All searches run in parallel. The expanded queries use a smaller model (gpt-5-mini) to keep costs down — expansion is about breadth, not depth. RRF fusion handles deduplication naturally; chunks that appear in multiple result sets get boosted.

A separate path probes live government websites concurrently — CSV datasets from data.gov.hk for fire door ratings, glazing specifications, and MiC system approvals. These get appended to the streaming response after the main answer, so they don’t block time-to-first-byte.

What I’d do differently

Evaluation first. I built the eval suite after most of the pipeline was in place. In hindsight, having a gold-standard set of question-answer pairs from day one would have made every architectural decision empirical instead of vibes-based.

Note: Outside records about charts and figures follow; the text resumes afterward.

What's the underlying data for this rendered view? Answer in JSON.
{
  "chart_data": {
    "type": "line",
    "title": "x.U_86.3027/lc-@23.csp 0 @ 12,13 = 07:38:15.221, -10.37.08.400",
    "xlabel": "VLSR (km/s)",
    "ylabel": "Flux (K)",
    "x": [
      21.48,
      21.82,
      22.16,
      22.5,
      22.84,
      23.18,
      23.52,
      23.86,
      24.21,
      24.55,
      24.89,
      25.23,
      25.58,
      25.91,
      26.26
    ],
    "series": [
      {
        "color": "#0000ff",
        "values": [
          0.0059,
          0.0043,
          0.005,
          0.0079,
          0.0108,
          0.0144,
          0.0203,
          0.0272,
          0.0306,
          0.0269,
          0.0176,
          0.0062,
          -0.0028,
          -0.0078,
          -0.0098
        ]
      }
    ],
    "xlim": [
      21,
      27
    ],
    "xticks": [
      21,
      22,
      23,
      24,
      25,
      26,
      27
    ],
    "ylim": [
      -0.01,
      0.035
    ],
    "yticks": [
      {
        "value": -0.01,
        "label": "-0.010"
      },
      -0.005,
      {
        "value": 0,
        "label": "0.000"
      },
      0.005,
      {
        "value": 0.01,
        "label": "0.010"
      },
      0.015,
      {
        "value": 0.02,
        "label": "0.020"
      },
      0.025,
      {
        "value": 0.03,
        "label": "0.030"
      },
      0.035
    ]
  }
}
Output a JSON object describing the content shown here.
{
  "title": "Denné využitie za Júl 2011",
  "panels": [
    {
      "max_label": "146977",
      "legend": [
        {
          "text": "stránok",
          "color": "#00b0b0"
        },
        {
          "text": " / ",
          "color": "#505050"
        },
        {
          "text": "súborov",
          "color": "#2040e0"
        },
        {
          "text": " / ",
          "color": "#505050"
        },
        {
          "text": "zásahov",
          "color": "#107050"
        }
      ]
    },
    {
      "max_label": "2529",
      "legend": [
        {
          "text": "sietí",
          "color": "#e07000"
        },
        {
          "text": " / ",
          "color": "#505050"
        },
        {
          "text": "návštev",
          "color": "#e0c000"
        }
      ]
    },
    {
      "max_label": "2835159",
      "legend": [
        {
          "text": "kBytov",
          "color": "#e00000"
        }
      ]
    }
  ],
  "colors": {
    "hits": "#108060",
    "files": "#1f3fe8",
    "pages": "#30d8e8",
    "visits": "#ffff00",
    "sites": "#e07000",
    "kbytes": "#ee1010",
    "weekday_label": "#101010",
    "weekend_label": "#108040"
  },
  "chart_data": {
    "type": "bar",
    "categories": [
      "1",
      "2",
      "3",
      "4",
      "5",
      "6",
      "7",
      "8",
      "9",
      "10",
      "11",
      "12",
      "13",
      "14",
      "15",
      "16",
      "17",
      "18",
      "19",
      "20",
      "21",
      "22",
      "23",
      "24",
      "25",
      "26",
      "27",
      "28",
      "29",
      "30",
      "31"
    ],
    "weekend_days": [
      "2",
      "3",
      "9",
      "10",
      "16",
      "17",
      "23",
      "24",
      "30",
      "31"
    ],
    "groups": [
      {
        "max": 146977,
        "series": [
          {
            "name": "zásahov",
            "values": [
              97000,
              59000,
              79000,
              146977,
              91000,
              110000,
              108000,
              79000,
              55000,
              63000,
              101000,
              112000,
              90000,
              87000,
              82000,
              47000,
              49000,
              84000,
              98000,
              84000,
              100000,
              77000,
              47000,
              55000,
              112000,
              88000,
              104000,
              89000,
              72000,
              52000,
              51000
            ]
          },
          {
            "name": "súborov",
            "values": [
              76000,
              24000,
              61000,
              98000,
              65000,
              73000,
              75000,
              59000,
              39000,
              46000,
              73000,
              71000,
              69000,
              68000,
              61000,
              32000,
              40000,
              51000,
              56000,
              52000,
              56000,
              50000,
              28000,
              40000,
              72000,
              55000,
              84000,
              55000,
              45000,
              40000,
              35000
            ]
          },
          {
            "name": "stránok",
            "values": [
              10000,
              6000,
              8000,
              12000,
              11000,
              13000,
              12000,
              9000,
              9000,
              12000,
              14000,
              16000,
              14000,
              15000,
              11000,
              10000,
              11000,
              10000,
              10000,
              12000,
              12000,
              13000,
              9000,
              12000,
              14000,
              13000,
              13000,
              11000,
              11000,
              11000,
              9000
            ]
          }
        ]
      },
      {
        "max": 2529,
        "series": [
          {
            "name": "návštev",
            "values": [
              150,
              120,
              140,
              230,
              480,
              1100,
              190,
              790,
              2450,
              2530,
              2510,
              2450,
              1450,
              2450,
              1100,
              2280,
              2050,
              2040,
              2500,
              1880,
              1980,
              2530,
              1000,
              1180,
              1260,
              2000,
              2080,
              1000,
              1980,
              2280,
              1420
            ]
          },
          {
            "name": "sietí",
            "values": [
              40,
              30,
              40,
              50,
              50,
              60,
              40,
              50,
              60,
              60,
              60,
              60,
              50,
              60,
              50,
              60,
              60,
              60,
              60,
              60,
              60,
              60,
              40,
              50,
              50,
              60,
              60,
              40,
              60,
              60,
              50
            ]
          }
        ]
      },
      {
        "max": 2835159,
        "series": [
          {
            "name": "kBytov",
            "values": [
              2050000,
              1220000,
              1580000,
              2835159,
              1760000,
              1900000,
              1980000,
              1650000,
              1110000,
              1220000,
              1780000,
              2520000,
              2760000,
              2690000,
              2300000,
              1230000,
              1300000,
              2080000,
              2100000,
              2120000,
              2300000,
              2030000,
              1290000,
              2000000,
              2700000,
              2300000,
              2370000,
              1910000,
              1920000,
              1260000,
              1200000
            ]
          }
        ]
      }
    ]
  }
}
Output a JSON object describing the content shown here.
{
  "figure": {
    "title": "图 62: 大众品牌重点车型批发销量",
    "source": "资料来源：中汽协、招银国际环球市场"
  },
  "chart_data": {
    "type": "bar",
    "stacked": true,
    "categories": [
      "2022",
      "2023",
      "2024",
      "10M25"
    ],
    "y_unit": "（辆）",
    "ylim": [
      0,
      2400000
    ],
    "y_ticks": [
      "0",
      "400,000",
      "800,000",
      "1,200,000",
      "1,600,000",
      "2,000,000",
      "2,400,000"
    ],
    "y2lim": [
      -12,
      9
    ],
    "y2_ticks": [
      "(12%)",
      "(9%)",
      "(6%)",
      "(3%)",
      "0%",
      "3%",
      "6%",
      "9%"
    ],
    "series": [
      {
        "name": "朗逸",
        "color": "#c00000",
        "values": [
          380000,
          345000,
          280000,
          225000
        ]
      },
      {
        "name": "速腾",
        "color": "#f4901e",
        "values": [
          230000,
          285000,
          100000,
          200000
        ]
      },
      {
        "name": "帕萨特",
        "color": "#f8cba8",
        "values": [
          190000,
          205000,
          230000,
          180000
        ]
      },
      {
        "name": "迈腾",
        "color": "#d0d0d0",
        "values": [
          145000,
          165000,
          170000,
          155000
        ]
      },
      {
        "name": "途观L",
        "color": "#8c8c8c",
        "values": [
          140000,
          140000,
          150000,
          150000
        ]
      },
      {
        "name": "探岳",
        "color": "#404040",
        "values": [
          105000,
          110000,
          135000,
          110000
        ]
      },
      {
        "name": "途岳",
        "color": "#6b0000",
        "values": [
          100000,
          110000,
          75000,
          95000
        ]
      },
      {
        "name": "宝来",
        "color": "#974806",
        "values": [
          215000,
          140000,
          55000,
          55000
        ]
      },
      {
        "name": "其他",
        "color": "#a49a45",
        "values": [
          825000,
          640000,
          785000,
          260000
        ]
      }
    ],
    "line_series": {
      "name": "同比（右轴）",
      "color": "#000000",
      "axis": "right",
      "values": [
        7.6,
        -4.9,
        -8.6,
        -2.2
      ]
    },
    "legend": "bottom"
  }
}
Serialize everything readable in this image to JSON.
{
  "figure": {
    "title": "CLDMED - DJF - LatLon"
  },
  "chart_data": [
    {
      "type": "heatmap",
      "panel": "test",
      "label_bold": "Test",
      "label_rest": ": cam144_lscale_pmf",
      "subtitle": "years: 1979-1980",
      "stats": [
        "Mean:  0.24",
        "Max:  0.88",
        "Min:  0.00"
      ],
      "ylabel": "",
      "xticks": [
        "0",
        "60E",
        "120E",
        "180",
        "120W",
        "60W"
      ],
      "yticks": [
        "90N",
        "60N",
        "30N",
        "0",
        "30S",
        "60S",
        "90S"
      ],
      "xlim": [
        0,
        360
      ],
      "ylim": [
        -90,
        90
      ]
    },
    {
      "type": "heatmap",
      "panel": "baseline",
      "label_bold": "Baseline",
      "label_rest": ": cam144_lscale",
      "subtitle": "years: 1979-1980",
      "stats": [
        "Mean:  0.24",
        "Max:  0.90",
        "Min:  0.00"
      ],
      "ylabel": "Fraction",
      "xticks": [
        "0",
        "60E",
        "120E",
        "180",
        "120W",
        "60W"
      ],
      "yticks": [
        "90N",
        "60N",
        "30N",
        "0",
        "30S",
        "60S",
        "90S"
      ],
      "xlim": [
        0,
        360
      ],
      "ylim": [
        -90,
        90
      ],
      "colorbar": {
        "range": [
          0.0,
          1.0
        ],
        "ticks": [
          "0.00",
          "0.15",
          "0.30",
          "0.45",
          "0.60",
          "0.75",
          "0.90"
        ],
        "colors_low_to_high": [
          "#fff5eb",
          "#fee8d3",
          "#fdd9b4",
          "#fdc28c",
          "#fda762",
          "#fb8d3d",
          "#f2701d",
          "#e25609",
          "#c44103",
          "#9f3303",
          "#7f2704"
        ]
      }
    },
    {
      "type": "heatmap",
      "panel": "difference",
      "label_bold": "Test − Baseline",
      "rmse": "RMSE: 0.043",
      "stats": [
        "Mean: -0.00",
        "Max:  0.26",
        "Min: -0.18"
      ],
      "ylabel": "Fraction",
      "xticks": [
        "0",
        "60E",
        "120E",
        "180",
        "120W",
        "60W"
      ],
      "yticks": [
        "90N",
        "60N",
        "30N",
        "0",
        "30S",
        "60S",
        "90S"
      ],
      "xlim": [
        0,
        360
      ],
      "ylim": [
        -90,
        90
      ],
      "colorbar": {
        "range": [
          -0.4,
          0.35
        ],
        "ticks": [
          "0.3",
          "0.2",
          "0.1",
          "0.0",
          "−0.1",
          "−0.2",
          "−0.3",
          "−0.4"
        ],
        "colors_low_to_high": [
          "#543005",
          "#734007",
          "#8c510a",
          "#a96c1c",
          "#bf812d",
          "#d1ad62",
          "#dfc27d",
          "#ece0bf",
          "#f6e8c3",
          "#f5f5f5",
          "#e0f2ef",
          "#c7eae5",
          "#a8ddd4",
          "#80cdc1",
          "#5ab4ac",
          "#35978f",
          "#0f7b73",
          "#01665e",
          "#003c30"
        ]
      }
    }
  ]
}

Smaller embeddings initially. 3072-dim embeddings are expensive to store and slow to compare. I’d start with 1536-dim and only upgrade if retrieval quality demanded it — the HNSW index alone is significantly larger at 3072.

Chunk size tuning per document type. The 256-512 token range was chosen based on general RAG guidance. Tabular data (fire rating tables, material specifications) wants smaller chunks. Narrative explanations want larger ones. Per-document-type tuning would likely improve retrieval precision.

Streaming-first from the start. The non-streaming path was built first, then streaming was added. Building streaming-first would have simplified the architecture — the non-streaming path is just streaming with buffering.

Stack

TypeScript end-to-end. Express 5 for the API. PostgreSQL with pgvector for storage and hybrid retrieval. OpenAI for embeddings and generation. Cohere for reranking. Zod for runtime validation across every boundary. Deployed on Railway with auto-migrations on boot.

The live system is at ordinance.maniksoin.com.